Lentils, most whole grains, cauliflower, beans, and vegetables like okra and corn are common examples of insoluble fiber. This type of fiber promotes the movement of material through your digestive system. In addition, it increases stool bulk, so it can benefit those who struggle with constipation or irregular stools. The next key play is soluble fiber, which is found in almost all other plant foods.
Beans, most vegetables, sweet potato, flax and chia seeds, pears, psyllium husk, are a few examples of soluble fiber. This type of fiber dissolves in water, or hydrophilic, meaning it attracts and holds water, and this gel expansion makes you full. These foods slow down the absorption of carbs in your body, so you don’t have peaks in your blood sugar. The bacteria in your gut metabolize soluble fiber from fruits, vegetables, beans, nuts, seeds, and most whole grains.

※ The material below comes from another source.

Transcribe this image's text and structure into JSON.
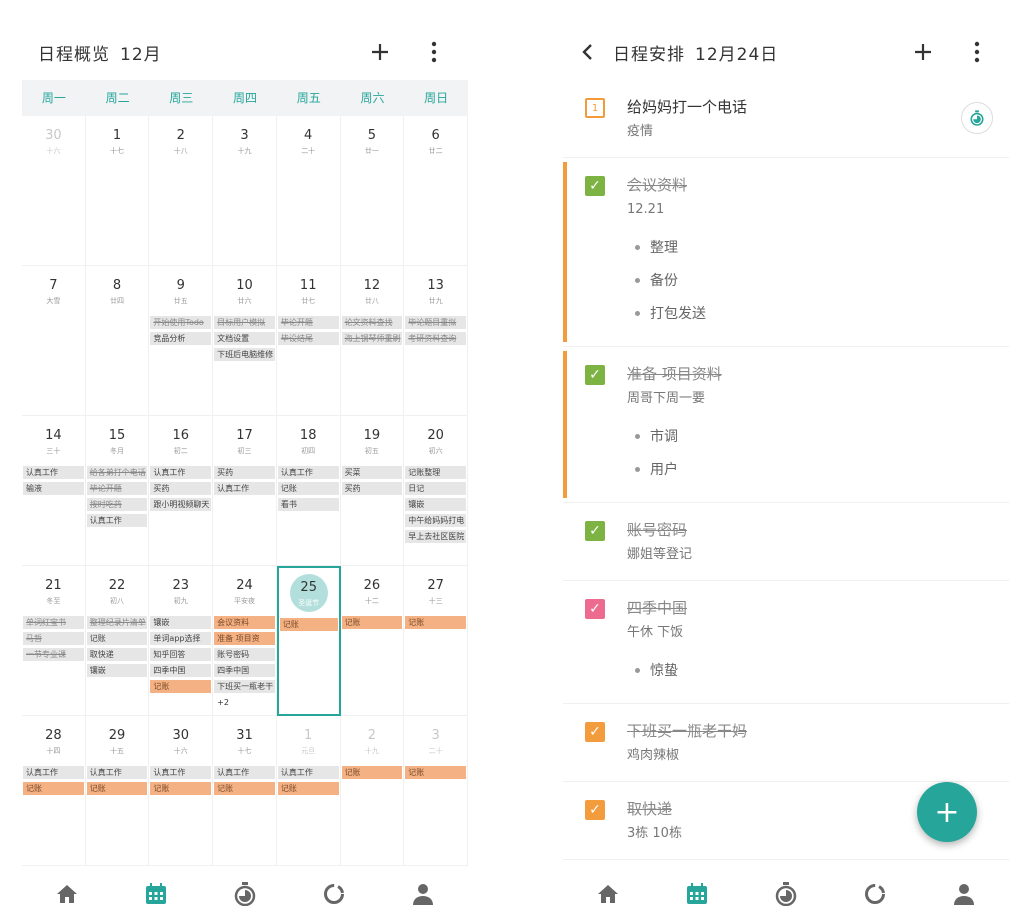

This leads to lower cholesterol, blood sugar, and insulin; cancer prevention; balanced hormone levels, removing excess estrogen and reducing the risk of breast cancer; vital vitamins and minerals; food production for colon cells; and so much more.
Hello Palate recommends a food-first approach before reaching for fiber supplements. Unless you cannot consume fiber from whole food sources and exhausted every best possible option, supplements can benefit you. The food first approach works synergistically from the different nutrients, antioxidants, and fiber types within one whole food. In addition, it’s important to develop an awareness of foods’ energetic qualities to cook more often and have a better relationship with our eating habits.
I know this space of nutritional therapy can seem tedious, yet the state of our nutrition impacts how we relate to the world around us. How we communicate to ourselves and others and how we effectively approach our lives with clarity in our actions and mind-body connections depend deeply on our eating habits.
So make sure you eat more fiber.
You can be strategic and smart about it now that you know why and how to eat more of it throughout your day.